Bayesian Inference for Model Analyses of Supramolecular Complexes: A Case Study with Nanocarbon Hosts
Abstract
A 126 π-electron nanobowl molecule, phenine tridehydrosumanene, was synthesized in 12 steps through the development of a polygon cyclization strategy that assembled the polygonal precursors by Ni-mediated macrocyclization. The bowl-shaped structure accommodated C70 as a guest at the concave site, and the ball-in-bowl structure was determined by X-ray crystallography. The host–guest equilibrium in solution was studied with titration experiments using isothermal calorimetry, which provided an interesting test case for studying the host–guest stoichiometry. Bayesian inference was introduced for stoichiometric analyses of the equilibrium, and a procedure to estimate the volume of prior probability in the parameter space was developed. The Bayesian procedure functioned as Occam's razor and provided quantitative support for a specific stoichiometry. The method was examined with five host–guest examples comprising nanocarbon hosts, which suggested the versatility of Bayesian inference for studies of supramolecular complexes.
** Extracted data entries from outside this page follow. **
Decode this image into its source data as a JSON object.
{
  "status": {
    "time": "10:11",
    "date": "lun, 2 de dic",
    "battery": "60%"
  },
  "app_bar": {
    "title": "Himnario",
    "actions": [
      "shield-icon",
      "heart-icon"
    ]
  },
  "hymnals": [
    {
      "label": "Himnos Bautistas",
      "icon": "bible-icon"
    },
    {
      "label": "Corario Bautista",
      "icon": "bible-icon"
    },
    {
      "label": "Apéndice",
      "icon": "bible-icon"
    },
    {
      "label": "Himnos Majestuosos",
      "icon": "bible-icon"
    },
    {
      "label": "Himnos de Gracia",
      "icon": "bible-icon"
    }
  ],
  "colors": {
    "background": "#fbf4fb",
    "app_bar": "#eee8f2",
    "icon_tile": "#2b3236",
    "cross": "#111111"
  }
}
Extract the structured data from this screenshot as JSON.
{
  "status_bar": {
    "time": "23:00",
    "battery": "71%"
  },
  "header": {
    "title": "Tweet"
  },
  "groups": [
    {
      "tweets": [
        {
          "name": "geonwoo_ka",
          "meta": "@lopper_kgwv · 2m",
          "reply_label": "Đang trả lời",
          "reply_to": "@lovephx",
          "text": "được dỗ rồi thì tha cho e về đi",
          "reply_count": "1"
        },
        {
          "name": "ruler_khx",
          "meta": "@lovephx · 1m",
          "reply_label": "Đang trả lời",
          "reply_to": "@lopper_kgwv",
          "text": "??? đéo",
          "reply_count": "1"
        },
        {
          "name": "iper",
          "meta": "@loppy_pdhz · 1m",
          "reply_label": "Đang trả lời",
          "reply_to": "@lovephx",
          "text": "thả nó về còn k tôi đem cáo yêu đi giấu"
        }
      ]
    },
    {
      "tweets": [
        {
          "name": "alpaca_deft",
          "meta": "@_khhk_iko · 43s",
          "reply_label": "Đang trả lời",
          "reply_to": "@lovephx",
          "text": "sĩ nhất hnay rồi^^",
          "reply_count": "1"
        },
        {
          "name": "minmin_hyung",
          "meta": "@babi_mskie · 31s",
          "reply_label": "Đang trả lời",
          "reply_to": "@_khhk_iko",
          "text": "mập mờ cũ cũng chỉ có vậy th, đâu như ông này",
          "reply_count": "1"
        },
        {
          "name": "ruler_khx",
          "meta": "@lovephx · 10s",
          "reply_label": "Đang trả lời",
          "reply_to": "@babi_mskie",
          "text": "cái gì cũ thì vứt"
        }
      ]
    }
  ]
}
Deciding a model for chemical reactions is an important step in elucidating the kinetic and/or thermodynamic characteristics of processes with quantitative parameters. In particular, thermodynamic analyses of host–guest equilibria allow us to characterize and reveal the roles of weak interactions in the complexes.1 For thermodynamic analyses of host–guest equilibria, inference of the ratio between the host and guest, i.e., the stoichiometry (n:m in Figure 1a), has become a difficult yet interesting subject. A traditional method, the continuous variation method (Job plot),2 is considered obsolete, and various methods are being proposed to aid stoichiometry inference.3 In our own studies with nanocarbon hosts,4 we found quantitative methods to be superior in enabling discussion based on firm evidence and first adopted statistical F-test/P-value measures at the fitting stage to derive association constants (K; stage 2 in Figure 1a).5 Noticing the inapplicability of F-test evaluations for complicated host–guest systems, we next introduced Akaike's information criterion (AIC) from information theory and determined its usefulness in some cases.6, 7 Although another procedure was introduced to quantitatively evaluate the models at a different stage to derive thermodynamic parameters (ΔH, ΔS; stage 4 in Figure 1a),8 this new procedure, named van ′t Hoff (vH) validation, assumed temperature-independent enthalpy and entropy for the evaluation8, 9 and was therefore inapplicable for modern methods, such as isothermal calorimetry (ITC), that directly measure the experimental enthalpy.10 In this study on a bowl-shaped nanocarbon host, we introduce a novel measure from Bayesian statistics for model analyses as a versatile fitting method (stage 2).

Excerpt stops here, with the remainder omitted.